The Liberated Person (Jivanmukta) 

On Jivanmukta (the Liberated Person--from the "Yoga Vasistha")

The Yoga Vasistha describes the Jivanmukta, or liberated person, as follows (abridged from the 1896 translation by KN Aiyer):

He associates with the wise. He has reached the state of mind, which sees happiness everywhere. To him, neither sacrificial fires, nor Tapas, nor bounteous gifts nor holy waters have any meaning. He is replete with wisdom and friendly to all.

He is desireless and in his eyes there is nothing supernatural. His state is indescribable and yet he will move in the world like anybody else. His mind will not be bound by any longings after Karmas. He will be indifferent to joy or pains arising from good or bad results. He will preserve a pleasant position in the happy enjoyment of whatever he obtains.

He is never affected by anything, whether he is in a state of Jiva consciousness or state of Shiva devoid of the Jiva consciousness.

He is same whether he moves in a family or is a solitary recluse.

He feels unbound by the delusions of Srutis and Smritis.

Nothing matters to him, he is unaffected by griefs or pleasures. He is distant, he is close, he in the one Reality of Atman. He is neither clingy nor arrogant.

He has no fear of anyone, no anger against anyone.
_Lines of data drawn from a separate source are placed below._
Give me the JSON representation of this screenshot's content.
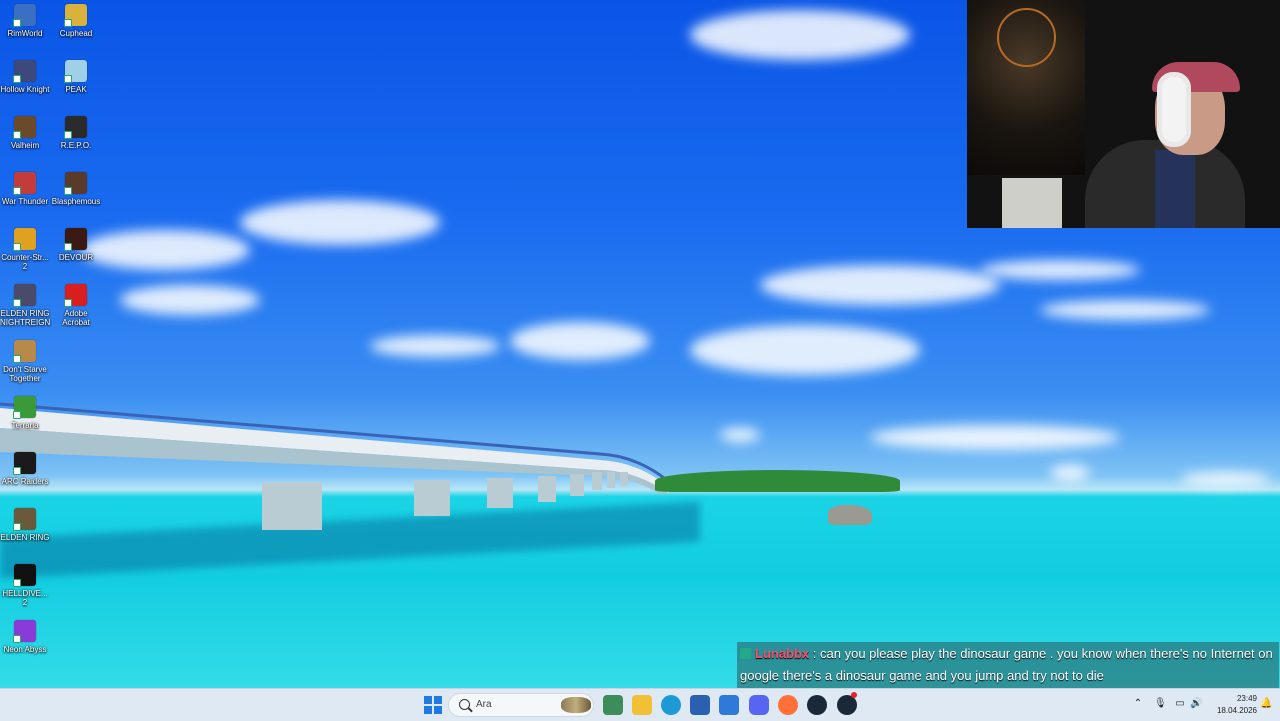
{
  "desktop": {
    "icons": [
      {
        "label": "RimWorld",
        "icon": "rimworld-icon",
        "color": "#3a6fc4"
      },
      {
        "label": "Cuphead",
        "icon": "cuphead-icon",
        "color": "#d8b23a"
      },
      {
        "label": "Hollow Knight",
        "icon": "hollow-knight-icon",
        "color": "#3b4a7a"
      },
      {
        "label": "PEAK",
        "icon": "peak-icon",
        "color": "#9fd0e8"
      },
      {
        "label": "Valheim",
        "icon": "valheim-icon",
        "color": "#6a4a2a"
      },
      {
        "label": "R.E.P.O.",
        "icon": "repo-icon",
        "color": "#2b2b2b"
      },
      {
        "label": "War Thunder",
        "icon": "war-thunder-icon",
        "color": "#c33b3b"
      },
      {
        "label": "Blasphemous",
        "icon": "blasphemous-icon",
        "color": "#5a3a2a"
      },
      {
        "label": "Counter-Str... 2",
        "icon": "counter-strike-icon",
        "color": "#e0a020"
      },
      {
        "label": "DEVOUR",
        "icon": "devour-icon",
        "color": "#3a1a12"
      },
      {
        "label": "ELDEN RING NIGHTREIGN",
        "icon": "elden-ring-nightreign-icon",
        "color": "#4a4a6a"
      },
      {
        "label": "Adobe Acrobat",
        "icon": "adobe-acrobat-icon",
        "color": "#d81e1e"
      },
      {
        "label": "Don't Starve Together",
        "icon": "dont-starve-icon",
        "color": "#b88a4a"
      },
      {
        "label": "Terraria",
        "icon": "terraria-icon",
        "color": "#3a9a3a"
      },
      {
        "label": "ARC Raiders",
        "icon": "arc-raiders-icon",
        "color": "#1a1a1a"
      },
      {
        "label": "ELDEN RING",
        "icon": "elden-ring-icon",
        "color": "#6a5a3a"
      },
      {
        "label": "HELLDIVE... 2",
        "icon": "helldivers-icon",
        "color": "#111111"
      },
      {
        "label": "Neon Abyss",
        "icon": "neon-abyss-icon",
        "color": "#8a3ad8"
      }
    ]
  },
  "chat": {
    "username": "Lunabbx",
    "separator": " : ",
    "message": "can you please play the dinosaur game . you know when there's no Internet on google there's a dinosaur game and you jump and try not to die"
  },
  "taskbar": {
    "search_placeholder": "Ara",
    "apps": [
      {
        "name": "widgets",
        "icon": "widgets-icon",
        "color": "#3c8d5a"
      },
      {
        "name": "file-explorer",
        "icon": "folder-icon",
        "color": "#f2c034"
      },
      {
        "name": "edge",
        "icon": "edge-icon",
        "color": "#1d9ad6"
      },
      {
        "name": "store",
        "icon": "store-icon",
        "color": "#2b5fb0"
      },
      {
        "name": "outlook",
        "icon": "outlook-icon",
        "color": "#2f7ad8"
      },
      {
        "name": "discord",
        "icon": "discord-icon",
        "color": "#5865f2"
      },
      {
        "name": "firefox",
        "icon": "firefox-icon",
        "color": "#ff7139"
      },
      {
        "name": "steam",
        "icon": "steam-icon",
        "color": "#1b2838"
      },
      {
        "name": "steam-2",
        "icon": "steam-icon",
        "color": "#1b2838"
      }
    ],
    "clock": {
      "time": "23:49",
      "date": "18.04.2026"
    }
  },
  "colors": {
    "taskbar_bg": "#dfe9f3",
    "chat_username": "#ff4d6a"
  }
}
When the attraction towards external objects ceases, then there yet remains the internal craving which is called Trishna (thirst). The Jivanmukta is beyond Trishna. He is, not becoming. He does not even long for salvation. He is content.

A Jivanmukta will always transact his present duties, but neither longs for things in the future, nor ruminates upon things of the past.

He is a child amongst children; as old men amongst the old; as the puissant amongst the puissant; as a youth amongst the young, compassionate and understanding with the grieved.

In him is found nobleness, benevolence, love, clearness of intellect.

(The "Yoga Vasisthha" is an ancient Indian text, thought to date somewhere between the 6th and the 14th century.  The text consists of a discourse delivered to Prince Rama by the Sage Vasistha.  It consists primarily of stories and examples, similar to those of the "Ramayana.")

Is it possible that when the full Kundalini awakens, the Jiva consciousness (little self) joins the Shiva consciousness (supra mundane consciousness--cosmic consciousness)?   At that time we surrender our identification with our limited being and become one with that which is universal and eternal (and pure bliss).

This philosophy also posits that there is an element of the self (Jiva before it diminishes into the living being) that survives death and is reborn into a new configuration at the next birth.  Thus, can we easily awaken our spiritual/energetic bodies if we bring in with us a high development of our subtle bodies, and thus begin more or less where we left off at our last incarnation?  Does this explain spontaneous Kundalini awakening into rapture when there is no apparent preparation for such awakening?  In this state, rapture becomes remembrance, re-experience of that which is now both strange and familiar.  We may not remember the circumstance of such prior development, but we immediately recognize this ecstasy as part of who we are.